Brasil lidera articulação global por financiamento climático com lançamento de Círculo de Ministros da COP30

Iniciativa foi apresentada durante as Reuniões de Primavera do FMI e Banco Mundial e visa mobilizar US$ 1,3 trilhão para países em desenvolvimento

O Brasil deu um passo estratégico na agenda climática internacional ao lançar o Círculo de Ministros de Finanças da COP30, durante as Reuniões de Primavera do FMI e do Banco Mundial, em Washington. A iniciativa, proposta pelo Ministério da Fazenda, visa coordenar ações e promover o engajamento de alto nível para ampliar o financiamento climático em países em desenvolvimento.

O lançamento foi conduzido pela secretária de Assuntos Internacionais da Fazenda, embaixadora Tatiana Rosito, com presença do presidente da COP30, embaixador André Correa do Lago. A proposta central é a construção do “Roteiro de Baku a Belém”, com a meta de mobilizar US$ 1,3 trilhão até a realização da COP30, marcada para 2025 no Brasil.

Participaram do encontro representantes de países como Azerbaijão, China, França, Índia, Emirados Árabes Unidos, Reino Unido, África do Sul e Barbados, além de organismos multilaterais, setor privado e sociedade civil. Segundo Rosito, o Círculo promoverá diálogo estruturado entre ministros de finanças, organizações internacionais e especialistas, com foco em estratégias concretas de financiamento climático.

Entre os instrumentos propostos estão o Mercado de Carbono Integrado Global e o Fundo Florestas Tropicais para Sempre (TFFF). Ambos integram o Novo Brasil – Plano de Transformação Ecológica (PTE), que vem guiando a política econômica rumo à neutralidade de carbono e menor pegada ambiental. O Brasil também defende a integração da Taxonomia Sustentável e da Plataforma Brasil de Investimentos Climáticos (BIP), para atrair capital privado e fomentar investimentos sustentáveis.

O Círculo atuará em torno de cinco eixos estratégicos: reforma dos bancos multilaterais de desenvolvimento, expansão dos fundos climáticos e financiamento concessional, fortalecimento da capacidade doméstica, criação de instrumentos financeiros inovadores e aprimoramento dos marcos regulatórios.

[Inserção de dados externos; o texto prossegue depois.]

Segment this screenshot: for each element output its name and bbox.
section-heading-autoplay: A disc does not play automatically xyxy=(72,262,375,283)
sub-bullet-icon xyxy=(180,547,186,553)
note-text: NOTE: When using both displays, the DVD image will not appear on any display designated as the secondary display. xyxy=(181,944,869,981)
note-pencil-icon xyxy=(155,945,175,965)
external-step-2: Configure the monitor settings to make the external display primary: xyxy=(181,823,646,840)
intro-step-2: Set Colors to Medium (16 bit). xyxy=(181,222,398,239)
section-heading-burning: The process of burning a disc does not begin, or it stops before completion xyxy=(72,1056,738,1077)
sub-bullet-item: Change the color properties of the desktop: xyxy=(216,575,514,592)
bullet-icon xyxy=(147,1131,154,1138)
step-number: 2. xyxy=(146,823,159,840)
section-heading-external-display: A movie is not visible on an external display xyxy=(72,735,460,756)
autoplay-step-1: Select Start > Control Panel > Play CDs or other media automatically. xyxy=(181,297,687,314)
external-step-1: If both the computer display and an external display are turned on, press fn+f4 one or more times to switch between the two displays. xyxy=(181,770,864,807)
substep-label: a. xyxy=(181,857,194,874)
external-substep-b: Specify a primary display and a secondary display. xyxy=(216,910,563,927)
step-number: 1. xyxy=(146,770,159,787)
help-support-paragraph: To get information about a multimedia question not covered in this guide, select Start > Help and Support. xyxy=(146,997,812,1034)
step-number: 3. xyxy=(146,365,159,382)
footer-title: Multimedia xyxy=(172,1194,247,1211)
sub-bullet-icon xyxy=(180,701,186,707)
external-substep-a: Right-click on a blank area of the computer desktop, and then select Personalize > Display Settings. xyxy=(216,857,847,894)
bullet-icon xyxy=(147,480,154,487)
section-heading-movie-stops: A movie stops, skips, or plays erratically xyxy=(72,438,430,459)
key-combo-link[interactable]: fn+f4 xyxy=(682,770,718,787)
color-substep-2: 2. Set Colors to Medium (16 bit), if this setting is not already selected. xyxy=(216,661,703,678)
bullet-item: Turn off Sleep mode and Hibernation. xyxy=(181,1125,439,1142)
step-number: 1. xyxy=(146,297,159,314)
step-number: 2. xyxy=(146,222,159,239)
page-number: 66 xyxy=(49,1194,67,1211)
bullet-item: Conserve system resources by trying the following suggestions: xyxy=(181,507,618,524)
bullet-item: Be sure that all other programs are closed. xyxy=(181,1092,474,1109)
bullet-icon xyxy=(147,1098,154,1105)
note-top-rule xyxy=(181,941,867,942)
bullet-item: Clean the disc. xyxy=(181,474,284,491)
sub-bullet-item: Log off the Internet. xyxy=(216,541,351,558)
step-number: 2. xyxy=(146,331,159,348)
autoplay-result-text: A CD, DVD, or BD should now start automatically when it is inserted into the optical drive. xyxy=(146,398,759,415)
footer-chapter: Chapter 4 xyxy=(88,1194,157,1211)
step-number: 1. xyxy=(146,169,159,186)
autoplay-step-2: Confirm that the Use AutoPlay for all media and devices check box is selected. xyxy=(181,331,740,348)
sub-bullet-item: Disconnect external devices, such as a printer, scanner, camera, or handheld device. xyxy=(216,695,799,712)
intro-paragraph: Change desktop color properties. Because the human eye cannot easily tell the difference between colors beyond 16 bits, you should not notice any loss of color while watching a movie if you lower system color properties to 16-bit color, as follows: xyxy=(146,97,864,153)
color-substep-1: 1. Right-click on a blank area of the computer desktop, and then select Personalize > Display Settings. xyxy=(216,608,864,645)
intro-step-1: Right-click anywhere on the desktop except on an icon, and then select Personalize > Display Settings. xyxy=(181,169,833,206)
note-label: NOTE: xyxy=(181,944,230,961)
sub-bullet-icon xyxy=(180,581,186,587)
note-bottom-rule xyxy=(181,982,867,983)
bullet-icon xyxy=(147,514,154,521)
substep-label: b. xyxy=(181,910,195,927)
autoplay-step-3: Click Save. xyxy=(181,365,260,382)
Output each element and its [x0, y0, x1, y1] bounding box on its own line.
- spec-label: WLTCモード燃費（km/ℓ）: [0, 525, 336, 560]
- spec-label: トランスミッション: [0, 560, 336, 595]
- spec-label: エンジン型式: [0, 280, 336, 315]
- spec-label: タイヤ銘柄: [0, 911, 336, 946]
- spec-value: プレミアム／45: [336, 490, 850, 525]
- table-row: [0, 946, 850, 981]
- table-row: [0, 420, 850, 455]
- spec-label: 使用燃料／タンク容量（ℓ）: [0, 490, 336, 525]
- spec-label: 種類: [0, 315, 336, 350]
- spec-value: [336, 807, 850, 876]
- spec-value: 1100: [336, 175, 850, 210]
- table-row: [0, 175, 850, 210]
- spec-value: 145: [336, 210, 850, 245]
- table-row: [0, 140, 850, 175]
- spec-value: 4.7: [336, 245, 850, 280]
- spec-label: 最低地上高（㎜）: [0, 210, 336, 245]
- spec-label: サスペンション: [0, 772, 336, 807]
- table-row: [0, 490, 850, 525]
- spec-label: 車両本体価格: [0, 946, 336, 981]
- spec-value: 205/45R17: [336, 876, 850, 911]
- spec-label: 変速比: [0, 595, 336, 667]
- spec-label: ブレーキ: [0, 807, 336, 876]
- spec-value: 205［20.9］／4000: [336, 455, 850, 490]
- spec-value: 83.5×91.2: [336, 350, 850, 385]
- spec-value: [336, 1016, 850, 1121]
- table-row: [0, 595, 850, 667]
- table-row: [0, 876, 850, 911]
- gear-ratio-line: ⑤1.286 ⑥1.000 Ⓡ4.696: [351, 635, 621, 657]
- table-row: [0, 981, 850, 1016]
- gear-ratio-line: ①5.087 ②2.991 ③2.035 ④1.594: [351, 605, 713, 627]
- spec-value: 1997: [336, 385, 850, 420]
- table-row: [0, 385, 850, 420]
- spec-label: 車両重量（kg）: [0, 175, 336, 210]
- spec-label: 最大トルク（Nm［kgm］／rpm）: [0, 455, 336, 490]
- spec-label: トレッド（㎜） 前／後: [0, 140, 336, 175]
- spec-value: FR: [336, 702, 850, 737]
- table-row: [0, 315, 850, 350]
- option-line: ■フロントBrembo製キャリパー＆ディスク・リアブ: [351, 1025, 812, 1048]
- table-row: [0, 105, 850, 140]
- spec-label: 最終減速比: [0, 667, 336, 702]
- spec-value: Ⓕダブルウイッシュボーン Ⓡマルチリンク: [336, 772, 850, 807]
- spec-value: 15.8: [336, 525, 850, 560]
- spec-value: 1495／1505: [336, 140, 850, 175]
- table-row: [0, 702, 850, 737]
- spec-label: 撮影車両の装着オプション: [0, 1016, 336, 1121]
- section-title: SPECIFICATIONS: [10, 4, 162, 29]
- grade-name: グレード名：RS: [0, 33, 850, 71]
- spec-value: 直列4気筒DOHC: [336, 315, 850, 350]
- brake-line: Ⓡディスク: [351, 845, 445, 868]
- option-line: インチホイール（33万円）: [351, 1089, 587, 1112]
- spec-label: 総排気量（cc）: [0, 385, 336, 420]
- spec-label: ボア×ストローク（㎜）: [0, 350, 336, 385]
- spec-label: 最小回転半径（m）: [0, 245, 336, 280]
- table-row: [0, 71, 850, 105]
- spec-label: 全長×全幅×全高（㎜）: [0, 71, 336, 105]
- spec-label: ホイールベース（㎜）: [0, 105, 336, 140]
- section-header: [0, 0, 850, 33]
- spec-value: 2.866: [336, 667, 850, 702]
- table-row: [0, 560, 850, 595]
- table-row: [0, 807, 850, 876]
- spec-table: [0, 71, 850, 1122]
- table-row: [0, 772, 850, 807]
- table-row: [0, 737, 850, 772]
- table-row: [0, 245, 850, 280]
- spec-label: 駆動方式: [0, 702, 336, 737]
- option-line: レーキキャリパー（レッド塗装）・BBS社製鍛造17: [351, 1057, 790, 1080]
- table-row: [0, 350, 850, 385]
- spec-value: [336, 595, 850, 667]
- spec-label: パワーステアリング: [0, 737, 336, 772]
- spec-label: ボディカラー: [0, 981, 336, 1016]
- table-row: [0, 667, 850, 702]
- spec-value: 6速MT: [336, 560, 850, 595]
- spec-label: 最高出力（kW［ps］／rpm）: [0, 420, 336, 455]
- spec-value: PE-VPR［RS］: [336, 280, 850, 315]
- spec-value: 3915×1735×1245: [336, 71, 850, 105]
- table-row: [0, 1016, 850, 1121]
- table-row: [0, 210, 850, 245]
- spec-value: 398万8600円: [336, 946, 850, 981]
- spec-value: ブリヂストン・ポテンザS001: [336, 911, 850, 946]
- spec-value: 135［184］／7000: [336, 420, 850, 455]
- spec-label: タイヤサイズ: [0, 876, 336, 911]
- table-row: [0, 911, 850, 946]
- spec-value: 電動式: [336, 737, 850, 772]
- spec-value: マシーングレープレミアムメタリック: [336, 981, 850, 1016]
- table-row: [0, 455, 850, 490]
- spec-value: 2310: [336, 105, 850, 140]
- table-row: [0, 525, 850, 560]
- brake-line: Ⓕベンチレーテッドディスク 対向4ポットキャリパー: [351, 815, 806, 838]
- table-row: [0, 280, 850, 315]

No encerramento da manhã, o destaque foi o avanço técnico na criação do Fundo Florestas Tropicais para Sempre, que será formalmente lançado na COP30. A proposta prevê remuneração internacional a países que preservarem biomas tropicais. “Ainda há trabalho técnico pela frente, mas já contamos com o envolvimento ativo de pelo menos 12 países”, afirmou o subsecretário de Assuntos Econômicos e Fiscais, João Paulo Resende, destacando a parceria estratégica com o Banco Mundial.